AP echoed The New Times in its headlined May 31 report: "Venezuelan intelligence law draws protests, seen as potential tool against dissent." Again, it's false and misleading and part of the imperial plot against Chavez. AP unfairly equates the new law to the USA Patriot Act, when, in fact, it's totally dissimilar. The US law violates constitutional civil liberties. Venezuela's respects them, but it's easy for protesters to claim otherwise.

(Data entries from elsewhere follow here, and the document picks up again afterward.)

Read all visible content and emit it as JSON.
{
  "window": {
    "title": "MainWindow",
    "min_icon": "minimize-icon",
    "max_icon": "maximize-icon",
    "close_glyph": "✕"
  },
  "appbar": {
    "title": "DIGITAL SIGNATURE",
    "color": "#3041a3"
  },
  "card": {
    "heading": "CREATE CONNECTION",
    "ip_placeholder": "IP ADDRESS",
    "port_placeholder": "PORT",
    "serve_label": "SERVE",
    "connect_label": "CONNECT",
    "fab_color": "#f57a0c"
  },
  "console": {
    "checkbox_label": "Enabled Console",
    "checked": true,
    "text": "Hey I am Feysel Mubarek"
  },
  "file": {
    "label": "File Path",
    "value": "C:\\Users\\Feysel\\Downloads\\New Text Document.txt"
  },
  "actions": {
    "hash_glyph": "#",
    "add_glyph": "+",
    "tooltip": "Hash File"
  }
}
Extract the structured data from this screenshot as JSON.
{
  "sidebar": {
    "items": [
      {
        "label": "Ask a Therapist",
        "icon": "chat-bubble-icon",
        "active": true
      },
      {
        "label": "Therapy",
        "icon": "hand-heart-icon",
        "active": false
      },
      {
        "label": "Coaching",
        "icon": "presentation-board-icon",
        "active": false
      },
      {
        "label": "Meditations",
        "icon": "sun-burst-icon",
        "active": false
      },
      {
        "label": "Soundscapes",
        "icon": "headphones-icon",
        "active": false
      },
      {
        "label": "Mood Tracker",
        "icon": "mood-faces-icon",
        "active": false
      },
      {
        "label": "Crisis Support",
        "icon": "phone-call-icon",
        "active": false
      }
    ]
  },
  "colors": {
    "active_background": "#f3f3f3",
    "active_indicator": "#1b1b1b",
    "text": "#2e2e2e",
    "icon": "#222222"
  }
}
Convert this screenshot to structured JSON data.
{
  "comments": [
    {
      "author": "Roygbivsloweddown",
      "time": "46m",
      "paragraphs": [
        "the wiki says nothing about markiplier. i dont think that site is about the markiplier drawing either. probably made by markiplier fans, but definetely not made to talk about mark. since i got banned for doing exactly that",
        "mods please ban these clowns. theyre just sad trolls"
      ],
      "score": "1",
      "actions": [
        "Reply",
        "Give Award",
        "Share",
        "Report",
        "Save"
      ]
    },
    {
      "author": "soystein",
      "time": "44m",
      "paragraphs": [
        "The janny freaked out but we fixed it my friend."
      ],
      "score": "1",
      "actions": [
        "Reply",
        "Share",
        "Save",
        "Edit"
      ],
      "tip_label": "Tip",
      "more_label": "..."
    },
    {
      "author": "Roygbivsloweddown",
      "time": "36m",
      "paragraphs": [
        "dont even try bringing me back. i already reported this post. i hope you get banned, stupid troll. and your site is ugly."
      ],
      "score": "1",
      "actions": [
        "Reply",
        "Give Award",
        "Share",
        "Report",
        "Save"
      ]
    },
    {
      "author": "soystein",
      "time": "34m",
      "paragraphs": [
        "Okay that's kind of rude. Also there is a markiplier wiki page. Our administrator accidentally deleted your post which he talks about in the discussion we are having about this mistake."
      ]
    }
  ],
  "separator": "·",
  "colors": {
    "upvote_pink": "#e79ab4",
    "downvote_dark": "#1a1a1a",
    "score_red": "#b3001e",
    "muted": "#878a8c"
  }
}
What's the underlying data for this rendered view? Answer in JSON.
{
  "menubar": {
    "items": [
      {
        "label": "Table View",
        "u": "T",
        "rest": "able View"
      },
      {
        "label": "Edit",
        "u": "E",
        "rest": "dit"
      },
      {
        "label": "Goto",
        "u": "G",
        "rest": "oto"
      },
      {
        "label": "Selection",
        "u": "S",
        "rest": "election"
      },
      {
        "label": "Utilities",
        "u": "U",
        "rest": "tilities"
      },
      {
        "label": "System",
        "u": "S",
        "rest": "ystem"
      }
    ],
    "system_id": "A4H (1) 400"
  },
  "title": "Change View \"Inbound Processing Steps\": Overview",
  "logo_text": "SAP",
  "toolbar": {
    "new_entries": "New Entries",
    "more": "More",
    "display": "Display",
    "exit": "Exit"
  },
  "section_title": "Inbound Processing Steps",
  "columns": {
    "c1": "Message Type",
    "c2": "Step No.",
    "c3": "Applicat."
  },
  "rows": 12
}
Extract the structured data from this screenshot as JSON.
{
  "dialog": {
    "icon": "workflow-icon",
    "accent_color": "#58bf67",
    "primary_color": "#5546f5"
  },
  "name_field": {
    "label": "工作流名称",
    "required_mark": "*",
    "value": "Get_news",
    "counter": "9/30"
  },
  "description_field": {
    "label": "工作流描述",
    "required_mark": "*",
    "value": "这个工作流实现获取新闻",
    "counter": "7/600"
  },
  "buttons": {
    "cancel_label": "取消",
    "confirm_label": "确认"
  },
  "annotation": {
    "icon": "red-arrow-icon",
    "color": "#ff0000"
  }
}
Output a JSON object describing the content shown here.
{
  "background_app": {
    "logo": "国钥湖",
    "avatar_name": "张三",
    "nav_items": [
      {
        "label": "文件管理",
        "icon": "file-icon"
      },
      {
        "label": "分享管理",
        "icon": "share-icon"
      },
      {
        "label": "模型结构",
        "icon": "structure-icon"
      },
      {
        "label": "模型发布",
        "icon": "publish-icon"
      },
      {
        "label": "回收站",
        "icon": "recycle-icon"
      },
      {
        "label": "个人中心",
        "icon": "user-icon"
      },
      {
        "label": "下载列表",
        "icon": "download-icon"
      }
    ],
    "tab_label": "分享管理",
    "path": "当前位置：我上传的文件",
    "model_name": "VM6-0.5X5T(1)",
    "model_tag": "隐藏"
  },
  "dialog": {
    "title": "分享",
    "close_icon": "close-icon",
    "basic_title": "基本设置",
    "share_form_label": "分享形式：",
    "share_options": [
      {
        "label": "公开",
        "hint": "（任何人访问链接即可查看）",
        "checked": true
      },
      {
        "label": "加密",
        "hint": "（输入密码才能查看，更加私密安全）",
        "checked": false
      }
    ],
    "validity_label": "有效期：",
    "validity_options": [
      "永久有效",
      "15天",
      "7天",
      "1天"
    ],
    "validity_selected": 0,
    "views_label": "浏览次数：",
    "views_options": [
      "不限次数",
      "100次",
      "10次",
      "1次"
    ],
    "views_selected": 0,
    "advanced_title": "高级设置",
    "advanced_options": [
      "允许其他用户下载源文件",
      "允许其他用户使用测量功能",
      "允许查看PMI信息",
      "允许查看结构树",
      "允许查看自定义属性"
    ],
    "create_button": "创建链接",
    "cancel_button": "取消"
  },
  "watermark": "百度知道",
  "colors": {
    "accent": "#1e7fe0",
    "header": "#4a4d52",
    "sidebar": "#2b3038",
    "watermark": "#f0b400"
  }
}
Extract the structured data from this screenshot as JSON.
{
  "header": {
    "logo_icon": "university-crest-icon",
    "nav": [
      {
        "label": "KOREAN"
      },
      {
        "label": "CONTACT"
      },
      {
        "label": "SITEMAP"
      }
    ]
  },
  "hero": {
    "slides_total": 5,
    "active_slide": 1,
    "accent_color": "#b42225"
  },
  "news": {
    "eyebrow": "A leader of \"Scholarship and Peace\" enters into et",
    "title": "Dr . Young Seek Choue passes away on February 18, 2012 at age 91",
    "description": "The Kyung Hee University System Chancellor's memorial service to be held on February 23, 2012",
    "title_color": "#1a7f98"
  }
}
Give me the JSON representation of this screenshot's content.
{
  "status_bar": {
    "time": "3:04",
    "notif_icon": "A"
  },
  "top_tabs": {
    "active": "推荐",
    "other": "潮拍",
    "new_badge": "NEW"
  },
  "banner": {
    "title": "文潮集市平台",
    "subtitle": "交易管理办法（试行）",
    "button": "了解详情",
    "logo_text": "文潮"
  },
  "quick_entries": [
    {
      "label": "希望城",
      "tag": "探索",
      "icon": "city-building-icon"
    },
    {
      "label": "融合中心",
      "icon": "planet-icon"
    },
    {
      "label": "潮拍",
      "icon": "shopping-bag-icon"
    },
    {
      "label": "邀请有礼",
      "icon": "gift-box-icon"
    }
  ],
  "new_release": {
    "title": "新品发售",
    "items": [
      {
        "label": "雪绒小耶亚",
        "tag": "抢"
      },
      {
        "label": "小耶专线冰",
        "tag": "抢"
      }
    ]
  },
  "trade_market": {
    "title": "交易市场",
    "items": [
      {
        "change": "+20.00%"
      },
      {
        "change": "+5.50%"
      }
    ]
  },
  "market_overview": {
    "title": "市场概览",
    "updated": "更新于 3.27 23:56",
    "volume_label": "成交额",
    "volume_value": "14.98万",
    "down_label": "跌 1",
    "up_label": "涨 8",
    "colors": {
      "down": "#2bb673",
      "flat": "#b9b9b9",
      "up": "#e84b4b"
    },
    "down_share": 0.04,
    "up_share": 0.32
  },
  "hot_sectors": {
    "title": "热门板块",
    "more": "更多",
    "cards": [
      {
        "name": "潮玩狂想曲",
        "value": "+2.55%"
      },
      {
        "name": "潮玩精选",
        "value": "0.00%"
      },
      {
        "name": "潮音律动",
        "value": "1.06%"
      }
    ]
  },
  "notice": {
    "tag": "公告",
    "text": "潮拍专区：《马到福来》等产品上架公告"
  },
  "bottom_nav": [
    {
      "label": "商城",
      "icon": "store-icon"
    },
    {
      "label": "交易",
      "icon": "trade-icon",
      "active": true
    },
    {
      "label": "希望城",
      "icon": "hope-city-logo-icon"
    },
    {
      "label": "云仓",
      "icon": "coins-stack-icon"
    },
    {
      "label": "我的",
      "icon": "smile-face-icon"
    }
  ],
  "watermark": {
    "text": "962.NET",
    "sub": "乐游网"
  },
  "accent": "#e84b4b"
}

Justice Minister Ramon Rodriguez Chacin explained the difference. US law spies on Americans and denies them legal protection. Venezuela's law enlists responsible citizen participation in preserving their government. They have a stake in "state security and resolving crimes. If (they) witness (wrongdoing and) hide it, then (they) are an accomplice to that crime." It doesn't require people to spy. It wants them to cooperate and be engaged in preserving Bolivarianism and to report threats against it. It's to make them responsible citizens united for their common self-interest.
That's not how BBC sees it as part of its anti-Chavez agenda. Its June 3 online report highlighted: "Venezuela 'spy' law draws protest....among groups who say it threatens civil liberties." One of them is HRW's Vivanco again voicing the same false and misleading statements about "judges serving as spies." Another source, with a clear anti-Chavez agenda, says the "law may be used as a weapon to silence and intimidate the opposition."
In fact, Chavez champions free expression in all forms unlike in America post-9/11. Repressive laws and presidential executive orders stifle it. Activists are targeted, harassed and imprisoned. Illegal spying is institutionalized. So are repression, torture and disdain for the rule of law. Where are BBC, AP, The New York Times and other dominant media voices? Why aren't they exposing police state justice? Instead they denounce democracy, ally with despotism, and acknowledge no hint of hypocrisy.
Chavez is mirror opposite his media critics and counters them correctly. He calls the USA Patriot Act "dictatorial law." In contrast, the new Venezuelan one upholds freedom, seeks to preserve it, and is within "a framework of great respect for human rights." It will combat US subversion that dominant media sources ignore. They blame victims instead and are willing co-conspirators against Venezuela's model democracy. Their latest efforts show why Chavez needs all the defense he can marshal against them, and for all the right reasons.